Libow and Schreier identified three kinds of mother perpetrators. The ‘help seekers’ often have the purpose of obtaining help for their feelings of inadequacy as parents. They often show willingness to give up their deceptive behavior once help has been offered. In contrast, the ‘doctor addicts’ and ‘active inducers’ are motivated by some sort of emotional gratification gained from their deceptive relationships with the physician.

How can mother perpetrators be treated?

Most mother perpetrators leave treatment before finishing it and a lot continue their deceptive behavior with their therapist. Also, they often suffer from personality disorders which are difficult to treat in itself. The most well-known treatment plan can be divided in three stages:

  1. The therapeutic process needs to be separated from any legal involvement, to be able to establish trust and gain insight into the patient's secret thought processes. The main goals of the first stage are establishing boundaries, strengthening coping skills, dealing with the many crises these women face, and maintaining trust between therapist and patient. Techniques used are videotaping, journaling, family photo reviews and teaching relaxation and mindfulness techniques. At the end of this stage, the patient should be able to acknowledge, at least to some extent, the abuse she has perpetrated.
  2. Developing empathy for the child-victim. The traumatic memories of the mother from her own childhood will surface, and the patient will become more psychologically available to engage in appropriate therapeutic work on these issues. At the end of this stage, the mother should have established her own identity, attained vocational goals to become self-supporting, and developed a social support system.
  3. Much is unknown about the final treatment stage, because most perpetrators don’t complete their treatment plan. In some known cases, the psychological evaluation was updated and completed, which confirmed no further need for treatment. Sometimes these mothers received up to 5 years of therapy.

How can the other family members be treated?

The treatment of other family members should occur simultaneously with the treatment of the mother. There should be coordination between the therapists of all of those involved. The father should engage in individual therapy to process the awareness of the wrongdoing to his child by its mother.
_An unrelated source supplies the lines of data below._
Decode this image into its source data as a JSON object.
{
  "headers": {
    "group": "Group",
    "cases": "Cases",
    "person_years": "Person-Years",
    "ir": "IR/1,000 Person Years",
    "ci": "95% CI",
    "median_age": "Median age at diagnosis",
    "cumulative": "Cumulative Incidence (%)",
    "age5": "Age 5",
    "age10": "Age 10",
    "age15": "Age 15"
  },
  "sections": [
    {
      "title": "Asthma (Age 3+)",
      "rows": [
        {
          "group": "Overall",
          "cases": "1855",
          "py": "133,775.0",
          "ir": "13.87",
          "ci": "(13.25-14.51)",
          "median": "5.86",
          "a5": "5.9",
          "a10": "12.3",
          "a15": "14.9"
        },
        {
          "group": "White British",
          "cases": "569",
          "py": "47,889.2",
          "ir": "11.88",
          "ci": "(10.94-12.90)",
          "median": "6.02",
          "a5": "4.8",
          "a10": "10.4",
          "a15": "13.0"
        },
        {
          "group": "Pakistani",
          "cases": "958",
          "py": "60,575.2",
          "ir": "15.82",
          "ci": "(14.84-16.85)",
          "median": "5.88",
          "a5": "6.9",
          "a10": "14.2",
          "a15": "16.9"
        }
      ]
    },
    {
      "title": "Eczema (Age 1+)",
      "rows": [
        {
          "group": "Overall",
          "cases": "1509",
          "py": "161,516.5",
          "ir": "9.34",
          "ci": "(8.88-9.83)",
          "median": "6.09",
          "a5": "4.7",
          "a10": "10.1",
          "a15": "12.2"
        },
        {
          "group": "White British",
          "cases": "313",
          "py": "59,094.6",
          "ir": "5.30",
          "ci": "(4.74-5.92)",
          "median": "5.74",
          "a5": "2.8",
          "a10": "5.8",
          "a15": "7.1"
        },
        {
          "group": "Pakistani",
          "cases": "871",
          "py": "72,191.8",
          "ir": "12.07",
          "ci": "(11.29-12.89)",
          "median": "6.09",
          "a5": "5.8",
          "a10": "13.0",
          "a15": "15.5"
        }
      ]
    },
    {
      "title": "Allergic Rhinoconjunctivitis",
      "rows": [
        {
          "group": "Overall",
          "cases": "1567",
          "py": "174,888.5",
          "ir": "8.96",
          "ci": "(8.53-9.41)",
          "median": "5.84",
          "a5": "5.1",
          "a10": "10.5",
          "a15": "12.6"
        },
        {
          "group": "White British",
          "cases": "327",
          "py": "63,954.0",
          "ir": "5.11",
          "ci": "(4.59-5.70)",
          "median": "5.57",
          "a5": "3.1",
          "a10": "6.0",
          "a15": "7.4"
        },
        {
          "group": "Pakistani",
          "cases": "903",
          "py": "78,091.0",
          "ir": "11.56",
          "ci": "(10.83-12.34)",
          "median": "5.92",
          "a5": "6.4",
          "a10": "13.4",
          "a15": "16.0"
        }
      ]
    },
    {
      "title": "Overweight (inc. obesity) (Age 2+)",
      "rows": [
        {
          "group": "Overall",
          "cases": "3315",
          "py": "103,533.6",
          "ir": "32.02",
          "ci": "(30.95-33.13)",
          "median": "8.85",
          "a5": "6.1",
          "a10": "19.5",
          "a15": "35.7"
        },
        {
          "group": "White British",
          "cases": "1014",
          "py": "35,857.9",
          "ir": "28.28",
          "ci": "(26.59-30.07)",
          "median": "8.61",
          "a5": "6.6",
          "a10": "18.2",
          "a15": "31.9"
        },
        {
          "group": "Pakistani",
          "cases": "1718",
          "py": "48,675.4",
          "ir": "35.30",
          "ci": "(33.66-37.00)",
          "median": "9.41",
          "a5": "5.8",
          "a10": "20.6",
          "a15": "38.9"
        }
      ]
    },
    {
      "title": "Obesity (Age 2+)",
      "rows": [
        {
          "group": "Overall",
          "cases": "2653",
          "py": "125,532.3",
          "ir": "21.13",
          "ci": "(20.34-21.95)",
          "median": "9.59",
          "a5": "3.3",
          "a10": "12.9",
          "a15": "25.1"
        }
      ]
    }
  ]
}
How can the child be treated?

Because of the age of the victim by which the MBP abuse usually appears and is discovered, the child generally internalizes the effects of victimization at a preverbal level of psychological development. The most well-known intervention to treat this is nondirective play therapy. This therapy allows children to work through the abusive parent-child dynamics they have experienced and to adjust to the dynamics of the new relationship being developed by the new caregivers.